The solid copper is removed from the cup and filtered by (a) decanting the supernatant liquid, (b) adding a small amount of distilled water to the cup, and (c) transferring the residue into the center, open portion of the filter paper using a medicine dropper. This last step requires keeping the residue suspended in water for transfer into the filter and also serves to wash the copper residue. Some residue will cling to the sides of the cup and medicine droppers, but results are not significantly affected.

Dry the filter and contents at 100°C or room temperature overnight. Record the mass of the filter and residue. The mass of copper (residue) can be calculated.

Calculate the moles of iron (steel wool) used and the moles of copper produced in the experiment. Determine the mole ratio.

Compare results to the coefficients in the equations

Fe + CuSO₄ Cu + FeSO₄

or Fe + Cu²⁺ Fe²⁺ + Cu

Student Data Table

1. mass of steel wool (iron) _______grams
2. mass of filter paper _______grams
3. mass of dry filter paper and brown copper residue _______grams
4. mass of copper _______grams

Calculations

1. moles of iron used moles _______moles
2. moles of copper produced _______moles
3. mole ratio of iron:copper _______
4. lowest whole number mole ratio of iron : copper _______

Discussion

Groups of students can compile their results, doing statistics, e.g., average deviation and standard deviation. Quantitatively, results are comparable to those obtained in experiments using large quantities of reactants. Student errors in calculation and the occurrence of unreacted steel wool have accounted for most errors.

Students may have difficulty perceiving of the brown residue as copper, not rust. After the lab, h is helpful if the teacher uses some of the copper residue and some of the steel wool in separate reactions with 6 M nitric acid. Do it in the hood. Use some authentic iron oxide and copper too if you have them at hand. The contrast in the colors of the solutions from each reaction will help students identify the residue from the experiment as copper.

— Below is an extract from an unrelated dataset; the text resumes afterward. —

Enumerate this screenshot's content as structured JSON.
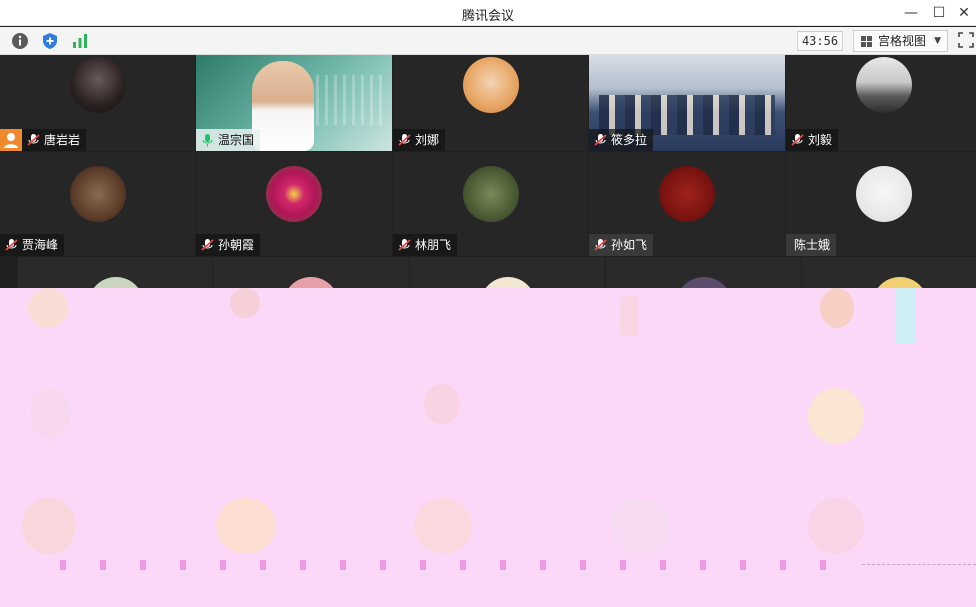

The use of the micro funnel could be adapted to many other experiments involving collection of the residue from filtration. The porosity of the required filter paper would depend on the nature of the precipitate being collected.

Hazards

In the student experiment copper(lI) sulfate is a skin irritant. Use the hood for the teacher demonstration because reactions of copper or iron with nitric acid produce the hazardous gas, nitrogen dioxide. Nitric acid is corrosive and strongly oxidizing.

Reference

Harold W. Ferguson et al., 1970, Investigation 15 "Mole Ratios and Chemical Reactions: 11', in Laboratory Investigations in Chemistry, Morristown, New Jersey, Silver Burdett, pages 92-97.